Las causas principales del hambre no son esas emergencias, climáticas o bélicas. La inmensa mayoría de los hambrientos del mundo no lo son por males transitorios: llevan generaciones y generaciones de alimentarse poco. La mayoría no pasa hambre por una situación extraordinaria, coyuntural; lo pasa porque vive —como sus padres, sus abuelos— en un mundo organizado para que algunos tengan mucho y otros, por lo tanto, demasiado poco.
Hay 821 millones de pobres que no comen lo suficiente porque la producción global de alimentos está estructurada para satisfacer a los mercados desarrollados, para concentrar en ellos la riqueza alimentaria. Hace tres o cuatro décadas sucedió el hecho histórico más importante que la historia no registró: por primera vez en miles y miles de años la humanidad fue capaz de producir comida suficiente para todos. Sigue siéndolo: este mundo produce comida que alcanzaría para 12.000 millones de personas; también produce casi mil millones de personas que no consiguen comprar esa comida. En este mundo no hay escasez de alimentos; hay escasez de dinero para comprarlos.

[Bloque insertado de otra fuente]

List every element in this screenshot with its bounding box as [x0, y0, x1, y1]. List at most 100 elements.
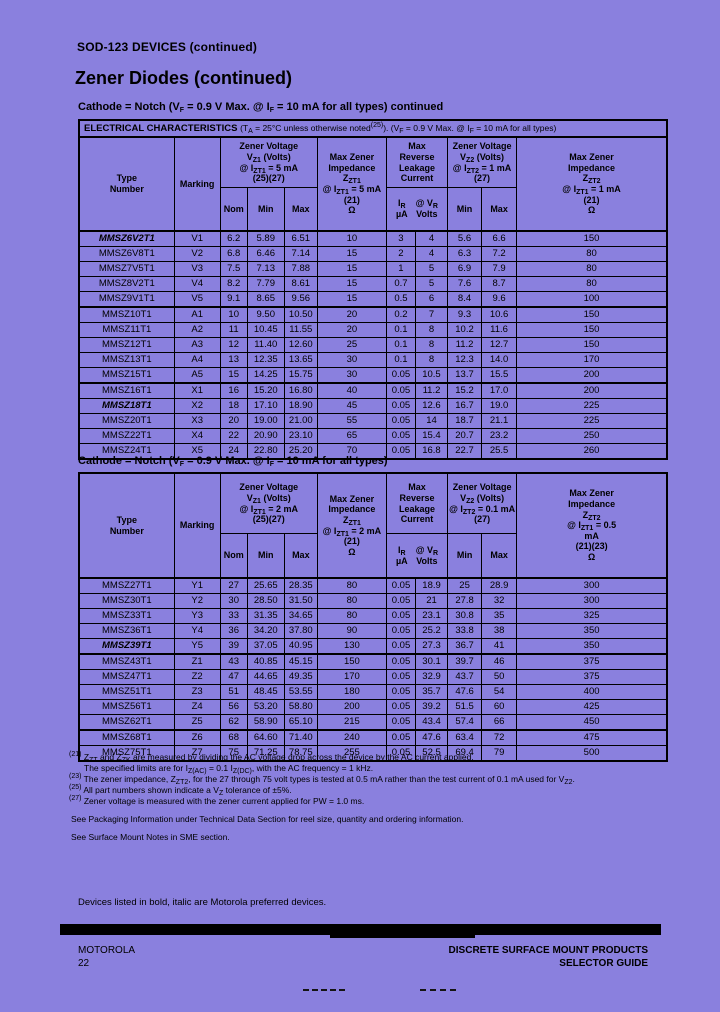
zzt1-ohms: 45: [316, 398, 387, 414]
marking: X4: [173, 428, 221, 444]
vz1-max: 65.10: [283, 714, 318, 731]
vz1-nom: 39: [219, 638, 248, 655]
vz2-min: 15.2: [446, 382, 483, 399]
table-row: MMSZ13T1 A4 13 12.35 13.65 30 0.1 8 12.3 14.0 170: [78, 352, 668, 368]
col-header-vr: @ VR Volts: [415, 544, 439, 566]
vr-volts: 43.4: [415, 714, 449, 731]
zzt1-ohms: 255: [316, 745, 387, 762]
vz1-min: 58.90: [246, 714, 285, 731]
table-row: MMSZ51T1 Z3 51 48.45 53.55 180 0.05 35.7 47.6 54 4…: [78, 684, 668, 700]
vz1-max: 31.50: [283, 593, 318, 609]
zzt1-ohms: 80: [316, 608, 387, 624]
vz1-max: 37.80: [283, 623, 318, 639]
type-number: MMSZ22T1: [78, 428, 175, 444]
vz1-min: 8.65: [246, 291, 285, 308]
vz2-min: 8.4: [446, 291, 483, 308]
vz1-min: 22.80: [246, 443, 285, 460]
type-number: MMSZ10T1: [78, 306, 175, 323]
row-group: MMSZ43T1 Z1 43 40.85 45.15 150 0.05 30.1 39.7 46 3…: [78, 653, 668, 731]
zzt1-ohms: 70: [316, 443, 387, 460]
vz2-min: 47.6: [447, 684, 483, 700]
zzt1-ohms: 130: [316, 638, 387, 655]
vz2-max: 72: [481, 729, 518, 746]
type-number: MMSZ13T1: [78, 352, 175, 368]
vz1-min: 11.40: [246, 337, 285, 353]
ir-ua: 0.05: [385, 669, 417, 685]
marking: Z6: [173, 729, 221, 746]
table-row: MMSZ30T1 Y2 30 28.50 31.50 80 0.05 21 27.8 32 300: [78, 593, 668, 609]
col-header-ir-vr: IR µA @ VR Volts: [385, 187, 449, 232]
vz2-min: 9.3: [446, 306, 483, 323]
vr-volts: 12.6: [414, 398, 449, 414]
zzt1-ohms: 15: [316, 261, 387, 277]
vr-volts: 15.4: [414, 428, 449, 444]
zzt1-ohms: 10: [316, 230, 387, 247]
vz1-nom: 6.2: [219, 230, 248, 247]
vr-volts: 7: [414, 306, 449, 323]
vz1-nom: 47: [219, 669, 248, 685]
type-number: MMSZ15T1: [78, 367, 175, 384]
vz2-min: 25: [447, 577, 483, 594]
vz2-min: 20.7: [446, 428, 483, 444]
vz1-max: 9.56: [283, 291, 318, 308]
marking: Z1: [173, 653, 221, 670]
table-row: MMSZ8V2T1 V4 8.2 7.79 8.61 15 0.7 5 7.6 8.7 80: [78, 276, 668, 292]
vz2-max: 54: [481, 684, 518, 700]
vz1-nom: 15: [219, 367, 248, 384]
ir-ua: 0.1: [385, 337, 416, 353]
vz1-max: 7.14: [283, 246, 318, 262]
col-header-zzt1: Max Zener Impedance ZZT1 @ IZT1 = 2 mA (21) Ω: [316, 472, 387, 579]
type-number: MMSZ18T1: [78, 398, 175, 414]
vz1-nom: 24: [219, 443, 248, 460]
type-number: MMSZ24T1: [78, 443, 175, 460]
ir-ua: 0.1: [385, 322, 416, 338]
col-header-vz2: Zener Voltage VZ2 (Volts) @ IZT2 = 1 mA (27…: [446, 136, 518, 188]
vr-volts: 47.6: [415, 729, 449, 746]
vz2-min: 18.7: [446, 413, 483, 429]
footer-divider-bar: [60, 924, 661, 935]
col-header-ir: IR µA: [395, 198, 408, 219]
zzt2-ohms: 150: [516, 322, 668, 338]
footer-brand: MOTOROLA: [78, 945, 136, 956]
marking: A1: [173, 306, 221, 323]
type-number: MMSZ33T1: [78, 608, 175, 624]
col-header-ir-vr: IR µA @ VR Volts: [385, 533, 449, 579]
vz2-min: 36.7: [447, 638, 483, 655]
col-header-vz2-max: Max: [481, 533, 518, 579]
vz2-max: 14.0: [481, 352, 518, 368]
table-row: MMSZ15T1 A5 15 14.25 15.75 30 0.05 10.5 13.7 15.5…: [78, 367, 668, 384]
vz1-max: 21.00: [283, 413, 318, 429]
vr-volts: 14: [414, 413, 449, 429]
footer-right: DISCRETE SURFACE MOUNT PRODUCTS SELECTOR…: [449, 944, 648, 970]
type-number: MMSZ6V2T1: [78, 230, 175, 247]
zzt2-ohms: 225: [516, 398, 668, 414]
type-number: MMSZ16T1: [78, 382, 175, 399]
zzt2-ohms: 200: [516, 367, 668, 384]
vr-volts: 21: [415, 593, 449, 609]
table-row: MMSZ11T1 A2 11 10.45 11.55 20 0.1 8 10.2 11.6 150: [78, 322, 668, 338]
ir-ua: 0.05: [385, 593, 417, 609]
vz1-max: 49.35: [283, 669, 318, 685]
vz1-max: 8.61: [283, 276, 318, 292]
ir-ua: 0.05: [385, 443, 416, 460]
table-row: MMSZ9V1T1 V5 9.1 8.65 9.56 15 0.5 6 8.4 9.6 100: [78, 291, 668, 308]
col-header-vz2-min: Min: [446, 187, 483, 232]
table-row: MMSZ18T1 X2 18 17.10 18.90 45 0.05 12.6 16.7 19.0…: [78, 398, 668, 414]
vz2-max: 12.7: [481, 337, 518, 353]
zzt2-ohms: 475: [516, 729, 668, 746]
table-row: MMSZ62T1 Z5 62 58.90 65.10 215 0.05 43.4 57.4 66 4…: [78, 714, 668, 731]
col-header-type-number: Type Number: [78, 136, 175, 232]
ir-ua: 0.2: [385, 306, 416, 323]
zzt1-ohms: 200: [316, 699, 387, 715]
vz2-min: 10.2: [446, 322, 483, 338]
zzt1-ohms: 25: [316, 337, 387, 353]
zzt2-ohms: 300: [516, 593, 668, 609]
vr-volts: 18.9: [415, 577, 449, 594]
vz1-max: 23.10: [283, 428, 318, 444]
vz1-nom: 13: [219, 352, 248, 368]
vz2-max: 50: [481, 669, 518, 685]
zzt2-ohms: 350: [516, 638, 668, 655]
footer-guide-subtitle: SELECTOR GUIDE: [559, 958, 648, 969]
vz1-min: 25.65: [246, 577, 285, 594]
vz1-max: 15.75: [283, 367, 318, 384]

Con cucharas en mano, un grupo de niños espera la sopa en Garupá, un municipio de la provincia de Misiones, en Argentina. La fotografía es de diciembre de 2002, año en el que siete de cada diez niños en el municipio sufría malnutrición. CreditNatacha Pisarenko/AP Photo
La concentración de la riqueza alimentaria se entiende mejor cuando se ve que un país como la Argentina, que se dedica a producir alimentos, que podría alimentar a 300 millones de personas, tiene más de dos millones de malnutridos —porque su enorme producción de granos está pensada para engordar chanchos chinos—. La fabricación de carne expone con claridad el mecanismo. Para producir un kilo de carne se necesitan diez kilos de cereal: cuando un productor tiene diez kilos de cereal —seamos esquemáticos— puede vendérselos a diez familias que comerán un kilo cada una o a un ganadero que se los dará a sus cerdos o vacas para producir un kilo de carne que venderá —más caro— a una o dos familias. Si se hace carne, muchos harán dinero en el proceso: el productor de granos, la cerealera que los exportará, la naviera que los transportará, el ganadero que se los dará a sus animales, el mayorista que le comprará la carne, el transportista que la distribuirá, el carnicero que la venderá. Y algunos, mientras, se quedarán sin comer.
El ejemplo de Níger lo explica de otro modo. Níger es uno de los países más pobres del mundo; algunos definen su situación como “hambre estructural” —para decir, sin decirlo, que es inevitable—. Y quien vea sus campos secos, pobres, lo creerá. Hasta que se entere de que Níger es, también, el segundo productor mundial de uranio. Con parte de ese mineral se podría montar la infraestructura —riegos, tractores, fertilizantes, depósitos, caminos— necesaria para mejorar los campos y conseguir que los nigerinos coman todos los días. Pero dos corporaciones, una china y una francesa, se llevan el uranio, así que en Niamey no queda plata para veleidades. Esa hambre estructural responde a otras estructuras: no la de la agricultura local, sino la del sistema económico global.
Son solo dos ejemplos. Los mecanismos de concentración de la riqueza alimentaria son numerosos, eficaces, y se confunden con la normalidad de nuestras sociedades. Por eso sus efectos son tan amplios, tan graves. Y por eso las soluciones asistenciales son parches sin futuro. Los cambios necesarios para que todos los hombres y mujeres y chicos del mundo coman lo que necesitan son varios y profundos, pero dependen de uno solo: que su hambre nos importe.
Cuando lo pienso, recuerdo a los ecologistas de mi facultad parisina hace ya más de cuarenta años: eran pocos, nadie los escuchaba. Pero ellos y todos sus compañeros siguieron insistiendo e impusieron la cuestión medioambiental como un punto central de las agendas públicas. La cuestión del hambre —el hecho intolerable de que una persona de cada nueve no coma suficiente— podría ocupar un lugar semejante. Para eso, la única condición ineludible es que queramos.